The second consequence of diminishing assets is related to costs. The contract with LD Invest was agreed at fixed cost in 2004 - which obviously means higher cost-per-krone as assets decrease. That is not to say that the deal was not a great one for LD’s members or, even, that it would not have continued to be good for a few more years yet.Speaking to IPE during the procurement process in 2010, Henrik Parkhøi, LD Invest’s managing director doubted that the fund could get a better price on the market with asset-based fees. Vanglo is the first to agree: “Asset-based costs will start to save us money against the old fixed costs, but it’s true that it will be more expensive at first,” she says. “Which just goes to show how good the LD Invest contract was!”

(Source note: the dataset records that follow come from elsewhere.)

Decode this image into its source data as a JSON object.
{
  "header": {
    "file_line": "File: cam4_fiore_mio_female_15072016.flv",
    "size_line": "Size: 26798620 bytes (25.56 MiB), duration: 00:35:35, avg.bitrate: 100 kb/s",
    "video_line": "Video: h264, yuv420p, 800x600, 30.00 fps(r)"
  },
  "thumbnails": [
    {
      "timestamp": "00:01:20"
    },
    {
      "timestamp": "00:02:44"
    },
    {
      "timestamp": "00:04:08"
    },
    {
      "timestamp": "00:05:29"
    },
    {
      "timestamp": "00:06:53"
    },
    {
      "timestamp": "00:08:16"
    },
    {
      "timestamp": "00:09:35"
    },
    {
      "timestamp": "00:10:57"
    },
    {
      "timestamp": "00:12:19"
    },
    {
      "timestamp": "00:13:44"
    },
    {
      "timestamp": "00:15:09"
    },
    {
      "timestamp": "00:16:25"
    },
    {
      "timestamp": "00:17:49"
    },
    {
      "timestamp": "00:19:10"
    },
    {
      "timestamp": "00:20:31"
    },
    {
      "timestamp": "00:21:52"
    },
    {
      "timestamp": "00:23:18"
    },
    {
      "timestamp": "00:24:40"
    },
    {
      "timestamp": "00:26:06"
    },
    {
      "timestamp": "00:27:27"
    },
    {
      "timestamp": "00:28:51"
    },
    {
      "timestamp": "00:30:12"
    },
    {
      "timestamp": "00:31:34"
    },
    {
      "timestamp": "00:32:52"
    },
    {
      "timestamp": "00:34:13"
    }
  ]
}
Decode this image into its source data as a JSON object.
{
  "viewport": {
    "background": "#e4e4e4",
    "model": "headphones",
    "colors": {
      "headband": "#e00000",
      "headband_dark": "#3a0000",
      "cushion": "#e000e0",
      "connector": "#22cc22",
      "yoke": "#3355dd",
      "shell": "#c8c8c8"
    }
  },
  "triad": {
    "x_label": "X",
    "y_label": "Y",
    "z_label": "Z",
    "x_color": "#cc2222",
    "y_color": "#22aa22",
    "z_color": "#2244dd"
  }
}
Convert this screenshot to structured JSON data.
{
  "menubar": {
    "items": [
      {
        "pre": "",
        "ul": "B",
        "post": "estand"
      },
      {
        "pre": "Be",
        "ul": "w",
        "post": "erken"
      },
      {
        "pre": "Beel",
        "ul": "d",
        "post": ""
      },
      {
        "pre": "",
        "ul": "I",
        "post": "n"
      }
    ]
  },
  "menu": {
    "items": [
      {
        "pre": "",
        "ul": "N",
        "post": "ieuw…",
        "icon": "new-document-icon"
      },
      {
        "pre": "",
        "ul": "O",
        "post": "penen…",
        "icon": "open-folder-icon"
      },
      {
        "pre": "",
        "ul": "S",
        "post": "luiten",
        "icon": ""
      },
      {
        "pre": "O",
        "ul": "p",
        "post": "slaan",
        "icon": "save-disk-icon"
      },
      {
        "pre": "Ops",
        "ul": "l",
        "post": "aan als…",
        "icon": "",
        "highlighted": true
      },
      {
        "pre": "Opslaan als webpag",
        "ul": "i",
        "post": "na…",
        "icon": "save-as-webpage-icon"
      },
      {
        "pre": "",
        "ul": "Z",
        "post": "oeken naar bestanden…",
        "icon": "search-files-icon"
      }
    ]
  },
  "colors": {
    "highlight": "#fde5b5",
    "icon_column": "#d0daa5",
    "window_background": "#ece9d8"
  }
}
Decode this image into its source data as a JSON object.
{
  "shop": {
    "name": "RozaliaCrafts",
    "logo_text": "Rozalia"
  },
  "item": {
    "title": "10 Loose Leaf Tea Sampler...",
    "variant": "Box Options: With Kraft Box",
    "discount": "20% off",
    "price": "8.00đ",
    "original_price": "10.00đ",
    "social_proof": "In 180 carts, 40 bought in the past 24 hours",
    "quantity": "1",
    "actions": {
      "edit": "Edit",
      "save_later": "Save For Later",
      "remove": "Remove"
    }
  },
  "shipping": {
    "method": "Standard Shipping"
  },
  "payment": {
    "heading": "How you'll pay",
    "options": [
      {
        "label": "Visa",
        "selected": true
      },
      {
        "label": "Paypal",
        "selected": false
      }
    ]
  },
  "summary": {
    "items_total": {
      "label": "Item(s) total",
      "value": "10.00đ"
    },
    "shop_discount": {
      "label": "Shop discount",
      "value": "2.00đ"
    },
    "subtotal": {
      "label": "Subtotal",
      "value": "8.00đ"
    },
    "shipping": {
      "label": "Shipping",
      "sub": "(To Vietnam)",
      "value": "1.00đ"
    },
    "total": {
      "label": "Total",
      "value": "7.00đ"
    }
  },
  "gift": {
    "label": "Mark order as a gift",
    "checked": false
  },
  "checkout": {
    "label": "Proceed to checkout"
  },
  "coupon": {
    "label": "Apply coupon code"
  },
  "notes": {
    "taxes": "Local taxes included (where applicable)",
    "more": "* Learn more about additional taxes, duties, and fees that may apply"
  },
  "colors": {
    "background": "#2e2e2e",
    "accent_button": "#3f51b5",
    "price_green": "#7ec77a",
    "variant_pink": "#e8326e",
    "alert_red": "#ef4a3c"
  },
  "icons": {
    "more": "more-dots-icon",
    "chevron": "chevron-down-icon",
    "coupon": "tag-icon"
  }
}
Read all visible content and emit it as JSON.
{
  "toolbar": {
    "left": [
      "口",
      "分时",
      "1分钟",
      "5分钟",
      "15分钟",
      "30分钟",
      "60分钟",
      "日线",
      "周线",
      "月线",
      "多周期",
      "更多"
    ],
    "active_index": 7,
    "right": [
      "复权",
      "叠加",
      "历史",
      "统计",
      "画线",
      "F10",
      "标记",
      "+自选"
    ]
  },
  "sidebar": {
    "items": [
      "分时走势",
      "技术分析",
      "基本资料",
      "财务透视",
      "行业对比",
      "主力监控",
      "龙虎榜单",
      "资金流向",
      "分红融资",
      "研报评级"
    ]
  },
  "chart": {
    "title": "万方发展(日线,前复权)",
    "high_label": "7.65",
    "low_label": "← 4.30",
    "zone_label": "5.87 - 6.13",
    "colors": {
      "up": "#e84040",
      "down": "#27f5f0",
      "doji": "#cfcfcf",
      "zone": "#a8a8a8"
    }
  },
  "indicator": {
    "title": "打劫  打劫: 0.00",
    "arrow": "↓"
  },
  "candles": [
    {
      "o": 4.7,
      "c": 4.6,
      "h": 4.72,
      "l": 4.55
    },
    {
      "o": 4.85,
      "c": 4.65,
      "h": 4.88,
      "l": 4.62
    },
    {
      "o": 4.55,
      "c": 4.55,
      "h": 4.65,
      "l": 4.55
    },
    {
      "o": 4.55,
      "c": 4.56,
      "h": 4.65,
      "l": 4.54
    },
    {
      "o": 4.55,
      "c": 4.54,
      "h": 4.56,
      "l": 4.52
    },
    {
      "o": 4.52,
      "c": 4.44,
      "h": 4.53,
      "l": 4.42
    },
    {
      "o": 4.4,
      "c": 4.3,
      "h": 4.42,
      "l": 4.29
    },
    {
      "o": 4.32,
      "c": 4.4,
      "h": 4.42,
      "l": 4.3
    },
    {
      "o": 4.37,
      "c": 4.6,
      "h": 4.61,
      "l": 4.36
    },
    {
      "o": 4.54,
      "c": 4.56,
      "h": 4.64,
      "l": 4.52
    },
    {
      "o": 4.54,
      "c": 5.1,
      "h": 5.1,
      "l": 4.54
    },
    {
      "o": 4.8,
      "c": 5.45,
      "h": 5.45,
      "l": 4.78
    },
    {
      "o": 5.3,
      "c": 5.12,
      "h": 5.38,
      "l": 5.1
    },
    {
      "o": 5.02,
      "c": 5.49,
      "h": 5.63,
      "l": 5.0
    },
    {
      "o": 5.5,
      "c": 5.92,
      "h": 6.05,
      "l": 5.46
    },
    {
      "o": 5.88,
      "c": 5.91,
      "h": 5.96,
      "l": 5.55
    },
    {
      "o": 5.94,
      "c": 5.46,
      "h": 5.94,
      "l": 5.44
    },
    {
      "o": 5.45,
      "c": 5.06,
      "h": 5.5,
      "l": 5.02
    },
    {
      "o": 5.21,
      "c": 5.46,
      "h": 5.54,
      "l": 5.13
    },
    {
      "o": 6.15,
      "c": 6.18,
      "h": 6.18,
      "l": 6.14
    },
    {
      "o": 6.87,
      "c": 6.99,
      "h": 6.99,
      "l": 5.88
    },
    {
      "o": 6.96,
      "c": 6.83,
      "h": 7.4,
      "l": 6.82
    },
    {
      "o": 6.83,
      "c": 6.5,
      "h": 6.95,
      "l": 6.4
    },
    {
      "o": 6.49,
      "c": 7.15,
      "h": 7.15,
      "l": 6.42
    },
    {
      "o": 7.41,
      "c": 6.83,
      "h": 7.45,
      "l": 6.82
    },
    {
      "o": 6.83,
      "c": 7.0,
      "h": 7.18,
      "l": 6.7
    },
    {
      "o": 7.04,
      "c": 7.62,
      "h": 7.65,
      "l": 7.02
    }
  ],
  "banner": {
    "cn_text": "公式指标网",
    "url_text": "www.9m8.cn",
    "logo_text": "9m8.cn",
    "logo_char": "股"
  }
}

LD Pension is keen to stress that price was not the be-all-and-end-all of its procurement process, but Wallberg indicates that it had a 30% weighting in selection and emphasises the importance of operational value-for-money - a diverse range of brokers, for example, or superior execution capabilities. This is an imperative for the fund, because a decreasing asset base will inevitably mean economies of scale being lost, even as savings are made from the shift away from fixed costs. As such, LD Pension designed the procurement to maximise price competition.
“The relatively small size of our mandates might have been expected to present high costs, but we have tried to mitigate that by avoiding complex and expensive investment strategies,” says Wallberg. “We also tried to mitigate that by creating large mandates - other funds of our size can easily have twice the number of mandates - but at the same time we divided some of the biggest into two to create competition. In the end, we think we saw all the price competition we could have asked for.”
In addition, a structural change to ‘cross-pool investment management’ was implemented to maintain economies of scale.
“Before, each ‘pool’ had its own separate portfolio,” Vanglo explains. “Now, we are much more like a fund of funds manager, bringing together the money from separate ‘pools’ for each asset class before we go to each mandate manager, creating scale and getting a better price. For instance, we have investment ‘pools’ and a mandate in LD Vælger that all have exposure to Danish equities: now they will all own part of the mandates we have awarded for Danish equities.”
Given this emphasis on maintaining value, some may be surprised that LD Pension currently has no place for passive management - particularly as it used to get its asset allocation service included in the fixed price from LD Invest and is now taking responsibility for those decisions back in-house. As at least one of the two new hires it made last year has asset allocation as one of his remits, why not offset this cost by focusing on this top-down decision and implementing it with index funds?
Active management is to some extent written into the DNA of the fund - it believes in it (“at the right price”) and has pursued it since the days when all assets were run in-house. “That’s not to say that we won’t look at passive management as the asset base shrinks,” notes Vanglo. “We may reach a point at which it becomes more efficient in terms of cost per unit of return.”
And in a way that sums up the story of LD Pension: a changing, evolving effort to squeeze the best value from the asset management industry for a diminishing group of members with a shrinking pool of assets, negotiating the obstacles and compromises along the way. It has done a great job so far - but on that score there is little doubt that its last decade or so will also be its most challenging.